Combopiano is part of a group of oceanfront property owners who have been trying to get the ordinance changed.
“A surveyor put together a house that he could potentially build that would potentially meet the criteria,” he said. “The house he put together was so small it was basically a shack. The ordinance, right now, makes those lots completely unbuildable. I could apply for a CAMA permit to build a house tomorrow and I would get it, but the town has made it so restrictive.”
He bought his lot, one block north of where the canals end, in 2012. The lots, his included, easily meet CAMA’s 60-foot setback, he said.
“I’m just biding my time,” Combopiano said. “I want that option to be able to build.”
He said the frontal dune, even with an altered secondary dune, is enough to protect homes adjacent to the oceanfront lots.

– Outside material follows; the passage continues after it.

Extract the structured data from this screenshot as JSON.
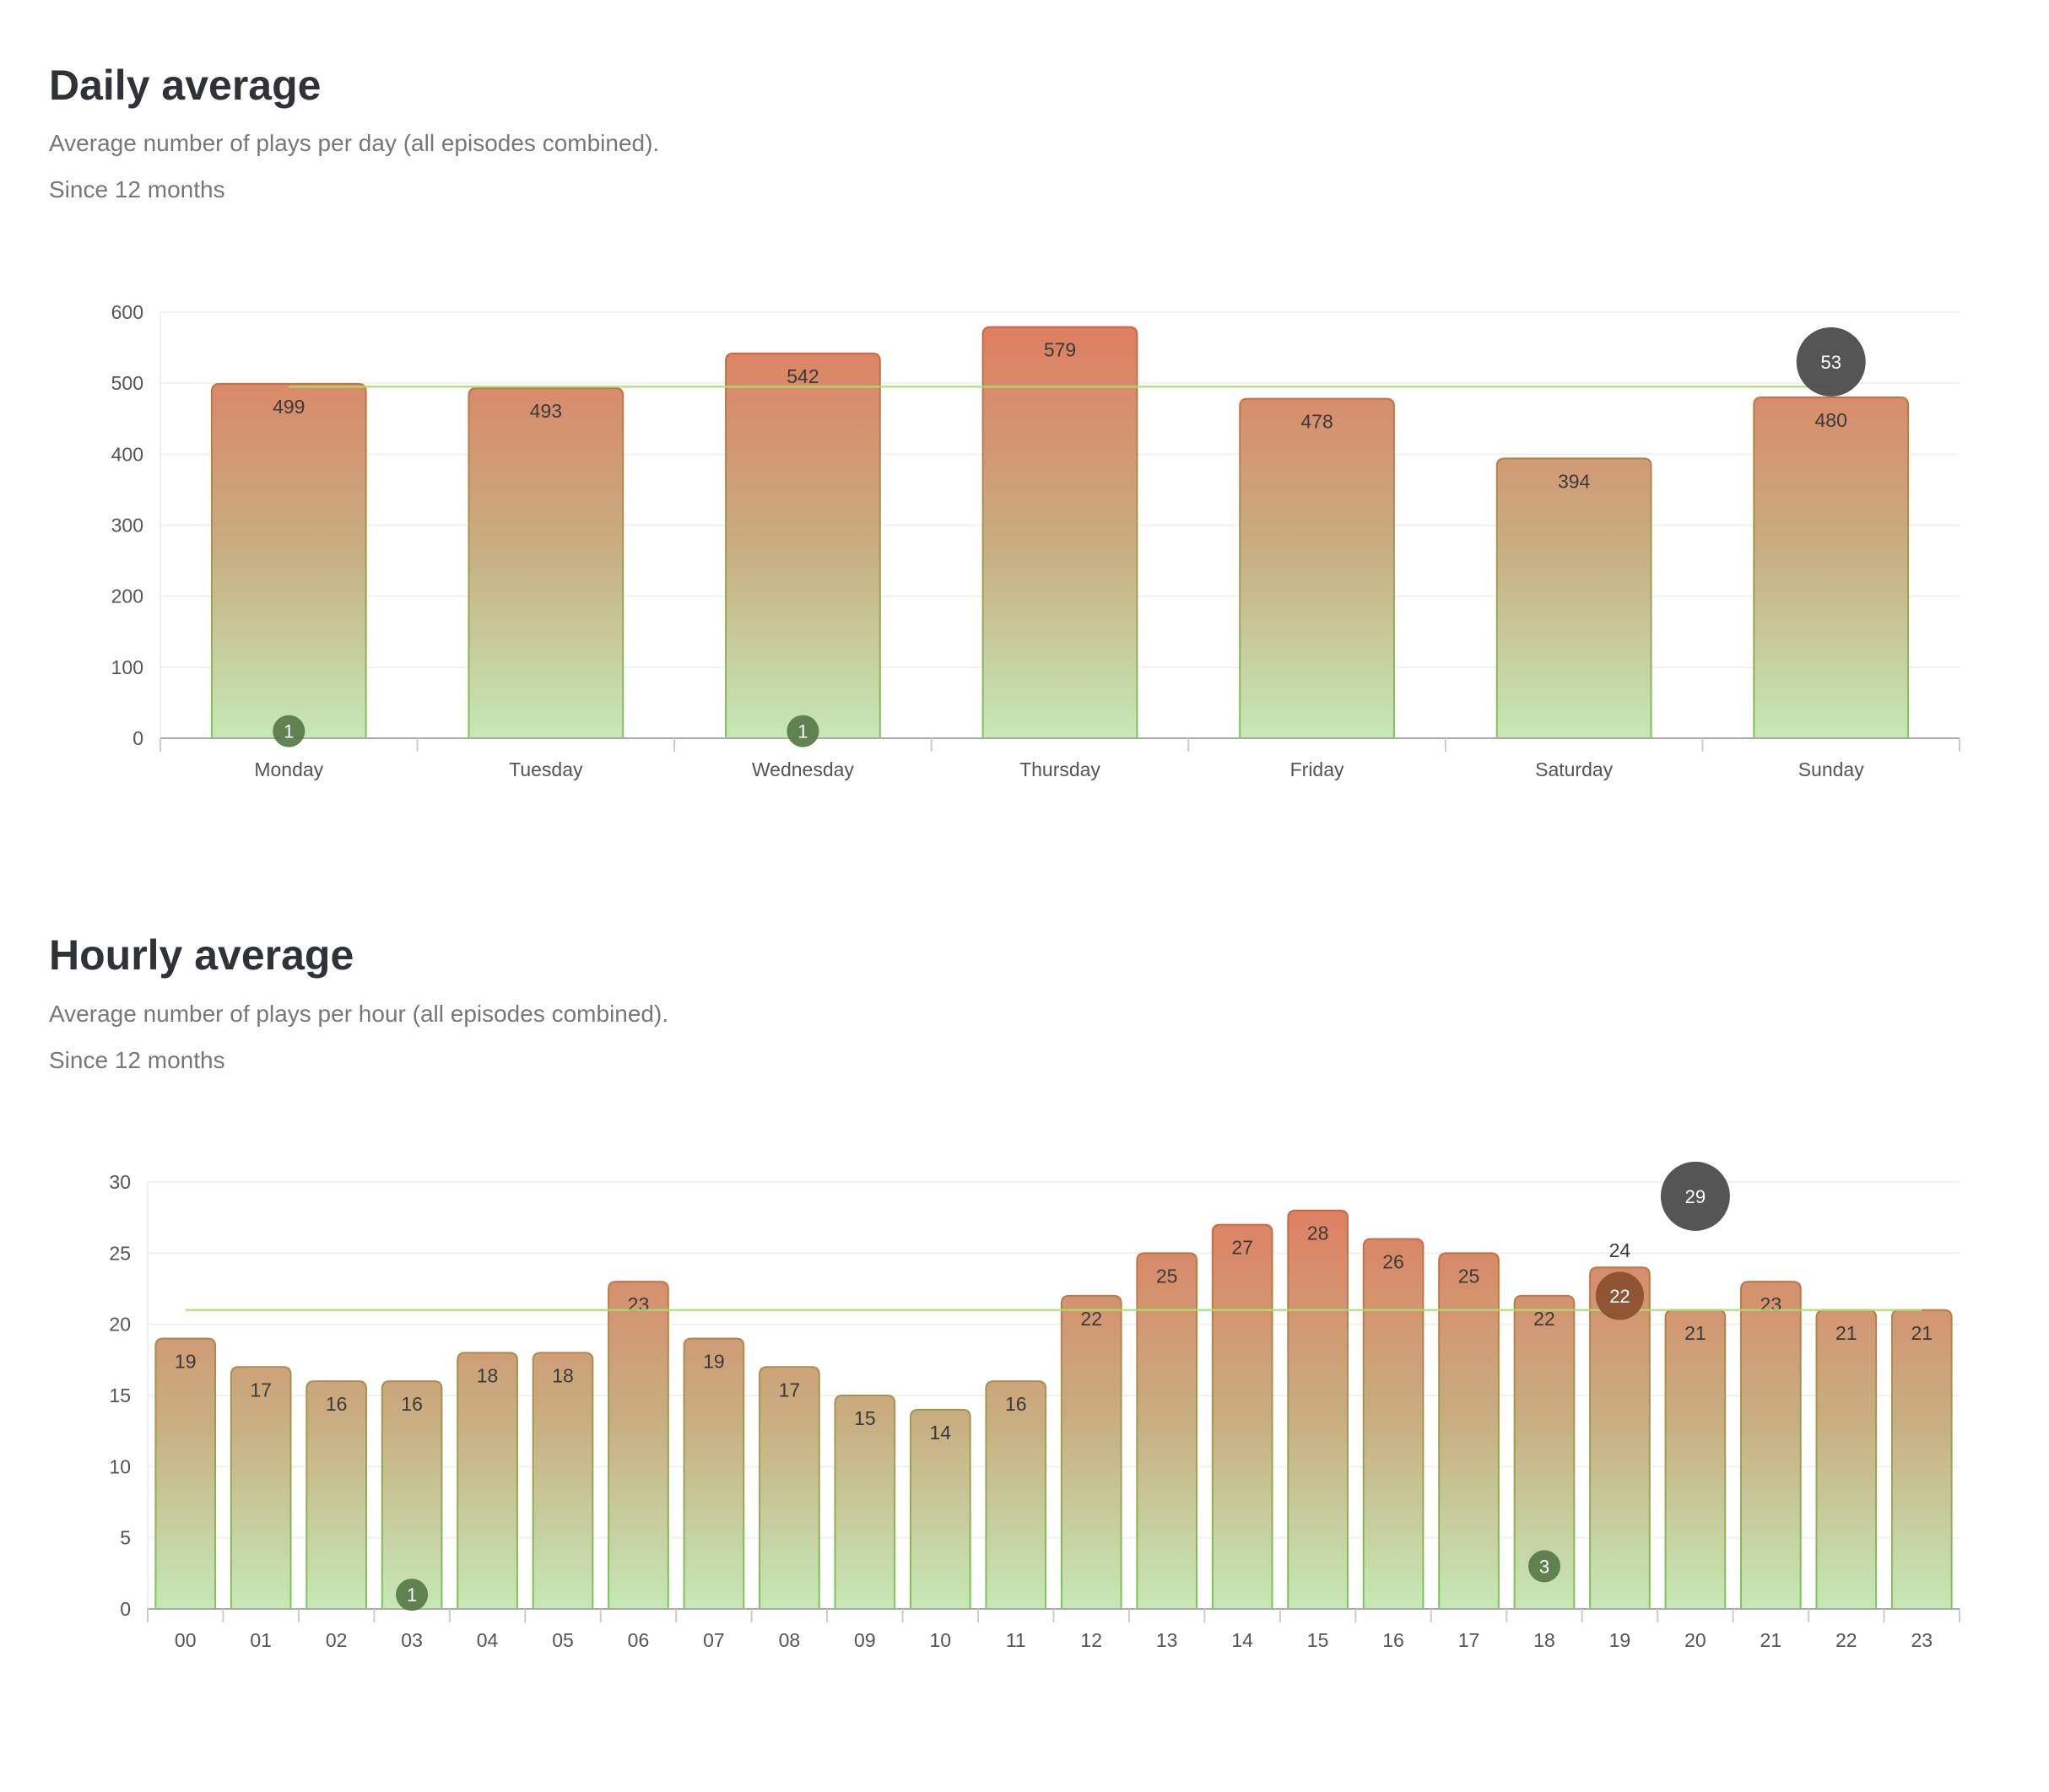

Town officials last year consulted with Rogers on how best to manage the dunes. His recommendation was to prohibit sand from being removed from the lots.
He said in a recent telephone interview that his recommendation has not changed.
Pressure from the oceanfront property owners and threats of lawsuits essentially prompted the town to take another look at the ordinance, Mayor Howard Braxton said.
“We thought we made the ordinance a lot simpler, but we didn’t,” he said.
He said the town can’t create land that simply isn’t there to meet state dune rules, the town ordinance and the town’s zoning rules for parking spaces.
“There’s just not enough room to do what they want to do with it,” he said.
Some town leaders have suggested the property owners could create parallel parking spaces.
“Now you’re looking at parking spaces on the right-of-way, which is not on your lot,” Frank Braxton said. “If you can’t move sand, you could park on a steep incline, but that’s not the best situation. It’s going to be difficult for someone to build, but it’s not going to be impossible.”
Any suggested revisions from the planning board are expected to presented to commissioners in August.